A primary member of the party who did not want to be identified for fear of reprisal said that Jaswant Singh, like the senior leadership, had denounced Jinnah’s two-nation theory and like them thought the partition of the Indian subcontinent in 1947 was a mistake.

The fact that L.K. Advani went along with the decision surprised many. But others more familiar with entrenched thinking felt that Advani, party president Rajnath Singh, Arun Jaitley and others who were part of the BJP parliamentary board meeting that took the expulsion decision were only ensuring that their own positions (their ‘kursis’) were not threatened by the new dissidents that Jaswant Singh and people like Yashwant Sinha and Arun Shourie had come to represent.
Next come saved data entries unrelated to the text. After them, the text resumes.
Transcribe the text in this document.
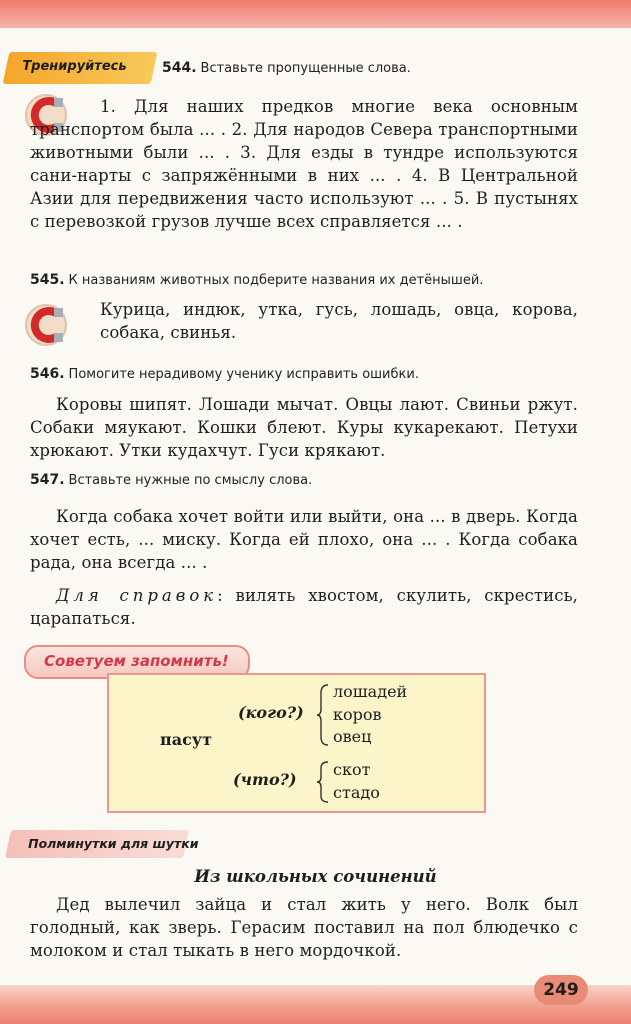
Тренируйтесь	544. Вставьте пропущенные слова.
1. Для наших предков многие века основным транспортом была ... . 2. Для народов Севера транспортными животными были ... . 3. Для езды в тундре используются сани-нарты с запряжёнными в них ... . 4. В Центральной Азии для передвижения часто используют ... . 5. В пустынях с перевозкой грузов лучше всех справляется ... .
545. К названиям животных подберите названия их детёнышей.
Курица, индюк, утка, гусь, лошадь, овца, корова, собака, свинья.
546. Помогите нерадивому ученику исправить ошибки.
Коровы шипят. Лошади мычат. Овцы лают. Свиньи ржут. Собаки мяукают. Кошки блеют. Куры кукарекают. Петухи хрюкают. Утки кудахчут. Гуси крякают.
547. Вставьте нужные по смыслу слова.
Когда собака хочет войти или выйти, она ... в дверь. Когда хочет есть, ... миску. Когда ей плохо, она ... . Когда собака рада, она всегда ... .
Для справок: вилять хвостом, скулить, скрестись, царапаться.
Советуем запомнить!
(кого?)
лошадей
коров
овец
пасут
(что?)
скот
стадо
Полминутки для шутки
Из школьных сочинений
Дед вылечил зайца и стал жить у него. Волк был голодный, как зверь. Герасим поставил на пол блюдечко с молоком и стал тыкать в него мордочкой.
249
That the expulsion came just a day after former president M. Venkaiah Naidu stated that “no action” was being contemplated against Jaswant Singh showed that the top leadership was in a hurry to smother the rising dissent at the party conclave that was to be attended by about 25 top leaders, said the BJP leader.

Yet another pro-BJP analyst rued the role of Advani in the episode saying he himself had allowed the party to deviate from its stated position on Gorkhaland when it came out in support of a separate state before the elections to ensure a victory for Jaswant Singh who was contesting from Darjeeling for the first time.

“This (separatist) stand cost the BJP several seats in West Bengal, but Advani then found it more opportune to assure himself of at least one MP (Jaswant) in support of his leadership, rather than look at the larger party interests in a state where the Communists were in retreat,” said the commentator.

This episode may have long-term repercussions for the party in terms of its support among sections of the middle class, the armed forces and academic circles for whom Jaswant Singh represented the voice of the moderate, English-speaking, progressive view in the party that had helped it to reach a wider constituency beyond its conservative, Hindu chauvinist, trader base.